Final Implementation of the Secure Element
E. Camacho Ruiz, P. Navarro Torrero, P. Brox (CSIC)
03/10/2025
The Secure Element (SE) is a critical component in the Post-Quantum (PQ) transition of IoT devices for both MCU-based (Microcontroller) and MPU-based (Microprocessor) embedded devices. At system level, several building blocks are combined within Pilot #1 of the QUBIP project dedicated to the Quantum-secure IoT-based Digital Manufacturing Pilot, as was previously described in the blog post “PQC Implementation on IoT: Challenges and Solutions”.
In essence, the SE is a hardware-based solution that consolidates multiple cryptographic functions into a single design, including PQC encapsulation/decapsulation, hash functions, symmetric and asymmetric cryptography, key storage, True Random Number Generator (TRNG) for key generation, and Message Authentication Codes (MACs).
This post presents the final design of the SE, detailing key features, architectural choices, and performance analysis.
The Software CRYPTO-API
While the development of the SE was ongoing, an intermediate solution was anticipated to the consortium before the SE was fully ready. To address this, CSIC team from Microelectronics Institute of Seville developed a software CRYPTO-API [1], designed as a mirror of the SE. It implements all the functionalities of the final SE and provides an API with the same exposed functions. This approach simplifies integration into the pilot: integrators can use the CRYPTO-API directly without requiring a physical SE. Once the SE is completed, the next step will be the migration of drivers, but the API will remain unchanged, ensuring a seamless transition.
To that end we perform some tests of the PQC algorithms in the MCU (ARM-Cortex M4 processor, single core, 84 MHz) and MPU (ARM-Cortex A53, quad core, 1.5 GHz) selected as reference platforms in this project. As a demonstration of the integration capability of the CRYPTO-API, the following tables present the average execution times (after 1000 runs) of the PQC algorithms implemented on MCU-based and MPU-based IoT devices. It is possible to conclude:
- Device gap (MCU vs MPU): The execution time difference between MCU-based and MPU-based devices is nearly 1000× greater. This becomes particularly striking with SLH-DSA, where signature generation may take over 10 minutes on the MCU.
- Algorithm family comparison: Lattice-based algorithms (ML-KEM and ML-DSA) run significantly faster than the hash-based SLH-DSA, with differences around 1000× in execution time.
- Fast vs. small variants (SLH-DSA): For SLH-DSA, the “fast” (f) versions are roughly 50× faster than the corresponding “small” (s) versions. This highlights the importance of selecting the right algorithm depending on area constraints or time requirements.

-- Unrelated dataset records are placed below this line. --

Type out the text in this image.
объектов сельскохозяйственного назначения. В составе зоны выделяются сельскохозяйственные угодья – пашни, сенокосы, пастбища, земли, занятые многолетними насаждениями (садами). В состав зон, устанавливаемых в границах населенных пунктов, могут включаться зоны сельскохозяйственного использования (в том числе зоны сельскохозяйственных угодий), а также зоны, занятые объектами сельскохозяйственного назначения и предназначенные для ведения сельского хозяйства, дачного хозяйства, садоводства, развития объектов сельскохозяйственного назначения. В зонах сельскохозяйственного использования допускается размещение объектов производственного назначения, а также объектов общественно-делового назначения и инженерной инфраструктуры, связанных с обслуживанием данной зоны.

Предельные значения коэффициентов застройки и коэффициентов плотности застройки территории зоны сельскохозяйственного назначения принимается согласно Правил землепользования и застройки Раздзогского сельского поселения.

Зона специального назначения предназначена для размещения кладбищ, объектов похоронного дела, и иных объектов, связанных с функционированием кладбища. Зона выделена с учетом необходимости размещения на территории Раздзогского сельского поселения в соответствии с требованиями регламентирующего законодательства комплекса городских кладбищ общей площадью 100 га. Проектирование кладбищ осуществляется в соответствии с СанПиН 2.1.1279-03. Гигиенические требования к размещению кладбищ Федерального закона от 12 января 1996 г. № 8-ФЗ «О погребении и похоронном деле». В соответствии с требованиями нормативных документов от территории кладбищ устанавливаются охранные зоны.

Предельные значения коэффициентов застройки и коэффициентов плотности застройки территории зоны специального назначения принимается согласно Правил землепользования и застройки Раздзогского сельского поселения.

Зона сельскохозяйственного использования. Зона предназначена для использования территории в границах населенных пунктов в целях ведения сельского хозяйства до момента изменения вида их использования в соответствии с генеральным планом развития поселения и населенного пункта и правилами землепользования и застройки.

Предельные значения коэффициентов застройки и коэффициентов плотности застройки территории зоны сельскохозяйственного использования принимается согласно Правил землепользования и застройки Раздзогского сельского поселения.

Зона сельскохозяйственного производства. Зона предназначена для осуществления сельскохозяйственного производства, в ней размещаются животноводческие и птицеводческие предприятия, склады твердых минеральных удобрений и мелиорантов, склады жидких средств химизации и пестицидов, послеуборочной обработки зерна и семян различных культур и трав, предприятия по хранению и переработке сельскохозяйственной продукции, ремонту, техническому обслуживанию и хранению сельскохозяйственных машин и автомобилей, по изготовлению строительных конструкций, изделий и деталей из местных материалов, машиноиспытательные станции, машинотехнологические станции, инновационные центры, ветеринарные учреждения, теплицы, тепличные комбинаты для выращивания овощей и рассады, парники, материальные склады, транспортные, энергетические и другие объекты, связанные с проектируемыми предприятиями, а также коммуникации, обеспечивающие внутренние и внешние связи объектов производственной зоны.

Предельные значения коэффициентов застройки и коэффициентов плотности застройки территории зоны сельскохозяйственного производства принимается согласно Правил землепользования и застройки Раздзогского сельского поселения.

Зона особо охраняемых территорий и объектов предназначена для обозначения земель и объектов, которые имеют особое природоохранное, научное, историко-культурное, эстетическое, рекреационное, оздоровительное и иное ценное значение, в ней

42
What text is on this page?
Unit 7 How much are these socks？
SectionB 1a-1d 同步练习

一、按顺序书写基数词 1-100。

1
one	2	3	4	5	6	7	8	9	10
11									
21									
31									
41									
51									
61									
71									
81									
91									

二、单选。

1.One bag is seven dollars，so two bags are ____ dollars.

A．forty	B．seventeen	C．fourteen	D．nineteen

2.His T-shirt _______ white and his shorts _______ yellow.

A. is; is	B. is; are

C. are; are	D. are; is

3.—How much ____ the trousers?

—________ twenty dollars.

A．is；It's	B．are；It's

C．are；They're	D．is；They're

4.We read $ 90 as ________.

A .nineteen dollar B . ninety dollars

Table 1: ML-KEM and ML-DSA execution time in μs
Table 2: SLH-DSA execution time in ms [1]
Post-Quantum Secure Element Architecture
The final design of the Post-Quantum SE developed within the QUBIP project is shown in Figure 1. It features an AXI interface for MPU devices and an I²C protocol for connectivity with MCU devices. At its core, a lightweight RISC-V processor (≈3000 LUTs) manages overall control, including read/write operations across all hardware modules.
In terms of cryptographic primitives, the SE integrates both classical and post-quantum algorithms. For classical asymmetric cryptography, it supports X25519 (KEM) and EdDSA25519 for digital signatures. On the symmetric side, it includes AES with multiple modes, hash functions (SHA-2 and SHA-3), and a TRNG for random number generation. A Secure Key Storage is also provided in order to store private keys generated by the algorithms.
All PQC algorithms standardized to date have been incorporated: ML-KEM as a full hardware implementation, while ML-DSA and SLH-DSA follow a hardware/software co-design methodology. In particular, the SLH-DSA implementation builds upon the work presented in [2], with both software and hardware adapted to fit the SE architecture.
Figure 1: Post-Quantum Secure Element
Performance Analysis
The final version of the Secure Element (SE) utilizes 99,252 LUTs, 58,255 FFs, 89 BRAMs, and 303 DSPs, operating at 350 MHz on a Zynq UltraScale+ platform and 100 MHz on a Kintex-7 FPGA. To enable a fair comparison with software implementations, we executed the complete set of PQC algorithms 1,000 times on the MPU, obtaining the results summarized in the following table.
Table 3: Performance analysis
As can be seen in the table, a 2× performance gain for ML-KEM and 10× SLH-DSA is achieved, as most of the processing is offloaded to hardware. In contrast, ML-DSA achieves only partial hardware acceleration, limited to hash functions, meaning the execution on the small RISC-V core is slower than the software execution on the MPU’s main processor.
Conclusions
An open-source Secure Element with the required security features has been designed to address PQ transition in two types of IoT devices (MPU and MCU), and enable its use in the Quantum-secure IoT-based Digital Manufacturing Pilot.